Autor de “Tebas Land “(Teatro Sesi) e de “A ira
de Narciso” (Teatro Poeirinha), o
uruguaio Sergio Blanco explora nesses dois textos o que marca a sua
dramaturgia: mitos clássicos em contracena realista.
Crítica/ “Tebas
Land – A história de um jovem parricida”
Há na construção dramatúrgica de Sergio Blanco um
jogo narrativo que pretende interpenetrar estilos e tempos, vozes míticas e realidade
psicológica. Em um plano, está autor construindo espetáculo baseado na história
de um presidiário que assassinou o pai.

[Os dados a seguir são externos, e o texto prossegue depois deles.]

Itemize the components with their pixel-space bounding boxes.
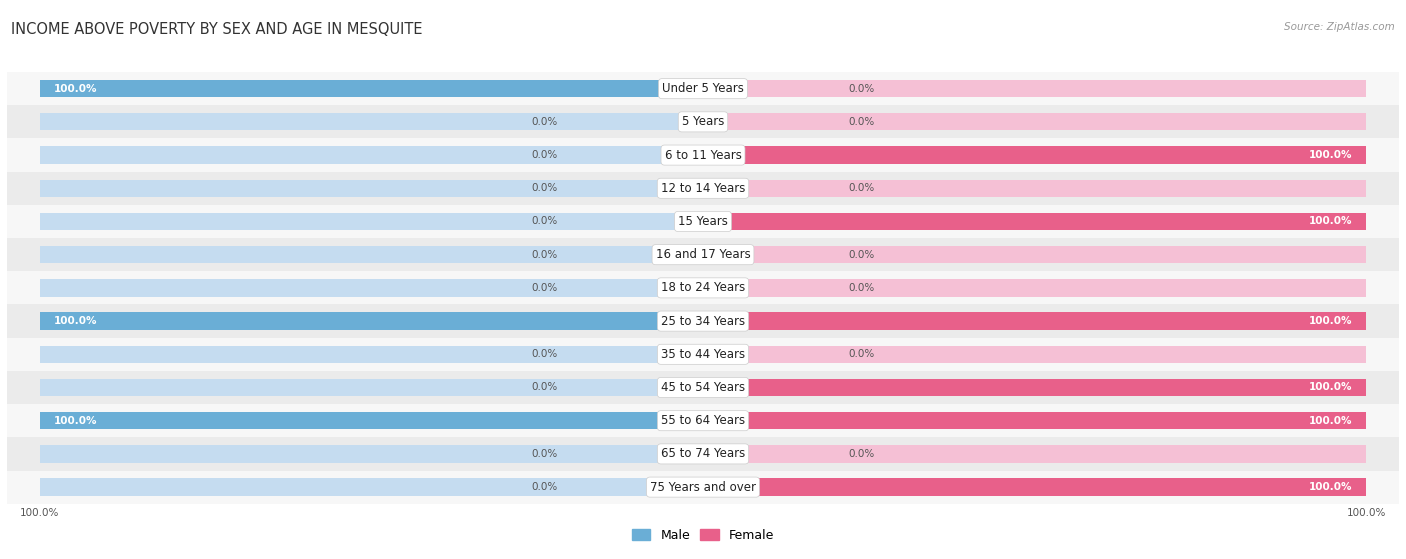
Bar — [703, 479, 1365, 496]
Text: 15 Years: 15 Years — [678, 215, 728, 228]
Bar — [7, 105, 1399, 139]
Bar — [7, 139, 1399, 172]
Bar — [703, 345, 1365, 363]
Text: 25 to 34 Years: 25 to 34 Years — [661, 315, 745, 328]
Text: 0.0%: 0.0% — [849, 117, 875, 127]
Text: 100.0%: 100.0% — [53, 316, 97, 326]
Text: 55 to 64 Years: 55 to 64 Years — [661, 414, 745, 427]
Text: 0.0%: 0.0% — [531, 183, 557, 193]
Text: 0.0%: 0.0% — [531, 216, 557, 226]
Bar — [7, 238, 1399, 271]
Bar — [703, 179, 1365, 197]
Text: 100.0%: 100.0% — [1309, 416, 1353, 426]
Text: 0.0%: 0.0% — [531, 349, 557, 359]
Text: 65 to 74 Years: 65 to 74 Years — [661, 447, 745, 461]
Bar — [41, 113, 703, 130]
Bar — [7, 404, 1399, 437]
Text: 5 Years: 5 Years — [682, 115, 724, 129]
Bar — [703, 479, 1365, 496]
Bar — [703, 412, 1365, 429]
Bar — [703, 213, 1365, 230]
Bar — [41, 312, 703, 330]
Text: 0.0%: 0.0% — [849, 84, 875, 94]
Text: INCOME ABOVE POVERTY BY SEX AND AGE IN MESQUITE: INCOME ABOVE POVERTY BY SEX AND AGE IN M… — [11, 22, 423, 37]
Text: 100.0%: 100.0% — [1309, 482, 1353, 492]
Bar — [703, 312, 1365, 330]
Bar — [7, 305, 1399, 338]
Bar — [703, 213, 1365, 230]
Bar — [41, 412, 703, 429]
Bar — [7, 172, 1399, 205]
Text: 0.0%: 0.0% — [531, 150, 557, 160]
Text: 45 to 54 Years: 45 to 54 Years — [661, 381, 745, 394]
Text: 100.0%: 100.0% — [1309, 216, 1353, 226]
Bar — [703, 246, 1365, 263]
Text: 0.0%: 0.0% — [531, 482, 557, 492]
Text: 0.0%: 0.0% — [531, 283, 557, 293]
Bar — [41, 280, 703, 296]
Text: 100.0%: 100.0% — [20, 508, 59, 518]
Legend: Male, Female: Male, Female — [627, 524, 779, 547]
Bar — [7, 338, 1399, 371]
Text: 100.0%: 100.0% — [1309, 316, 1353, 326]
Bar — [41, 179, 703, 197]
Text: 100.0%: 100.0% — [1309, 382, 1353, 392]
Text: 0.0%: 0.0% — [531, 117, 557, 127]
Bar — [703, 379, 1365, 396]
Bar — [703, 146, 1365, 164]
Text: Under 5 Years: Under 5 Years — [662, 82, 744, 95]
Text: 0.0%: 0.0% — [849, 349, 875, 359]
Bar — [703, 379, 1365, 396]
Text: 0.0%: 0.0% — [531, 449, 557, 459]
Bar — [7, 72, 1399, 105]
Text: 16 and 17 Years: 16 and 17 Years — [655, 248, 751, 261]
Bar — [703, 146, 1365, 164]
Bar — [41, 80, 703, 97]
Text: 0.0%: 0.0% — [849, 250, 875, 260]
Bar — [41, 379, 703, 396]
Text: 100.0%: 100.0% — [53, 416, 97, 426]
Bar — [703, 412, 1365, 429]
Bar — [41, 213, 703, 230]
Text: 6 to 11 Years: 6 to 11 Years — [665, 149, 741, 162]
Text: 0.0%: 0.0% — [531, 382, 557, 392]
Bar — [41, 345, 703, 363]
Bar — [7, 471, 1399, 504]
Text: 75 Years and over: 75 Years and over — [650, 481, 756, 494]
Bar — [7, 437, 1399, 471]
Text: 100.0%: 100.0% — [1309, 150, 1353, 160]
Bar — [41, 446, 703, 462]
Bar — [7, 371, 1399, 404]
Bar — [41, 479, 703, 496]
Bar — [703, 80, 1365, 97]
Text: 100.0%: 100.0% — [53, 84, 97, 94]
Text: 0.0%: 0.0% — [531, 250, 557, 260]
Bar — [41, 246, 703, 263]
Text: 35 to 44 Years: 35 to 44 Years — [661, 348, 745, 361]
Bar — [7, 271, 1399, 305]
Text: 18 to 24 Years: 18 to 24 Years — [661, 281, 745, 295]
Bar — [703, 113, 1365, 130]
Bar — [703, 280, 1365, 296]
Bar — [41, 80, 703, 97]
Text: Source: ZipAtlas.com: Source: ZipAtlas.com — [1284, 22, 1395, 32]
Text: 0.0%: 0.0% — [849, 449, 875, 459]
Text: 0.0%: 0.0% — [849, 283, 875, 293]
Text: 12 to 14 Years: 12 to 14 Years — [661, 182, 745, 195]
Text: 100.0%: 100.0% — [1347, 508, 1386, 518]
Bar — [41, 312, 703, 330]
Bar — [7, 205, 1399, 238]
Bar — [703, 312, 1365, 330]
Bar — [41, 146, 703, 164]
Bar — [41, 412, 703, 429]
Text: 0.0%: 0.0% — [849, 183, 875, 193]
Bar — [703, 446, 1365, 462]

Em outro, ambos se corporificam nos
personagens, em mútua envolvência emocional e nas incertezas sobre as razões do
ato violento. A dupla procura circularidade capaz de trazer o que se propõe referencial
(parricídio, formas mitológicas, científicas e literárias) à ação cênica (trama
dramática). Longe de ser embate de
contrários, a aproximação caracteriza o que cada um assinala como descoberta individual.
Inserção de citações, excessivas e pretensiosas, apoiam imagens (literárias e
visuais) que buscam impacto, mas sem maior contundência. A dinâmica dramática,
de contornos veristas, concentra no confinamento da cela a sustentação realista
da ação física. Victor Garcia Peralta se mostra mais à vontade no segmento
realista. Com cenografia dualista (espaço lateral e cela) de José Baltazar e interpretações
divisionistas do elenco (naturalistas de um lado, distanciada de outro), o
diretor investe com mais facilidade nas cenas em que autor e prisioneiro
constroem seus laços dúbios. A investida em aproximar ator da plateia e de expandir,
através de projeções, a didática da narrativa, não encontra ressonância no
artificialismo da representação desses movimentos. Os atores - Otto Jr. e
Robson Torini – ficam neste fogo cruzado, com diferentes cargas de artilharia,
em desvios do alvo. Otto Jr. assume a função de narrar e comentar, prejudicado
pela espontaneidade expositiva. Robson Torini realiza melhor a passagem na
composição do prisioneiro.
Crítica/ “A ira
de Narciso”
Neste texto, Sergio Blanco mantém-se fiel à sua
dramaturgia, revisando apenas a contextura formal. O intelectual uruguaio, que
vive na França, é convidado para conferência na Eslovênia, hospedando em quarto
de hotel, onde detecta manchas de sangue e encontra parceiro para sexo ocasional.
Os desdobramentos dessa estadia, ela mesma um exercício de percepção de identidades,
reflete, em cada ação, as possibilidades de ser outros. “Je est un autre”, numa
citação de Rimbaud. O ator assume
similaridade com o autor para penetrar no personagem em cena, que também é o
ator e o autor, para representar relato, que nega ser monólogo, solo ou
solilóquio. Confuso, talvez. Ambicioso, sem dúvida. Vivencial, certamente. São planos narrativos
que se interpõem como palavra corrente, seja na conferência, na trama
policialesca no hotel, e nos processos criativos. Todos convergem, em
dissonâncias verbais, para evocação do mito, que se misturam a comentários políticos
e acadêmicos, a sexo e arqueologia, numa vertigem de alusões a filósofos (Deleuze
e Heidegger), produtos (Coca Cola) e busca da alteridade. A diretora Yara de
Novaes acondiciona em estrutura performática as diversas vozes contidas na torrente
da locução. Não se procura o dramático, que se infiltra apenas naquilo que se
configura como narrativa temporal. Yara confronta o texto na projeção de sua
inteireza, levando o ator a descarnar as palavras, evitando atribuir-lhes
intenções. O intérprete é levado a aderir, frontalmente, ao que diz, com gestos
contidos, nudez exibida, vocalização fria, à procura de alcançar a abrangência
de tantas indicações. A presença, silenciosa e fugidia de um misterioso duplo
(Renato Krueger), revela-se pouco mais do que contra-rega atuante. O cenário de
André Cortez, que distribui no espaço cênico caixas de som, que abrigam algumas
miniaturas, contradiz com esse minimalismo, a nada detalhista concepção da
montagem. Gilberto Gawronski assume, com
a força do empenho e a destreza da manipulação vocal, a pluralidade dos
significados da palavra em Sergio Blanco.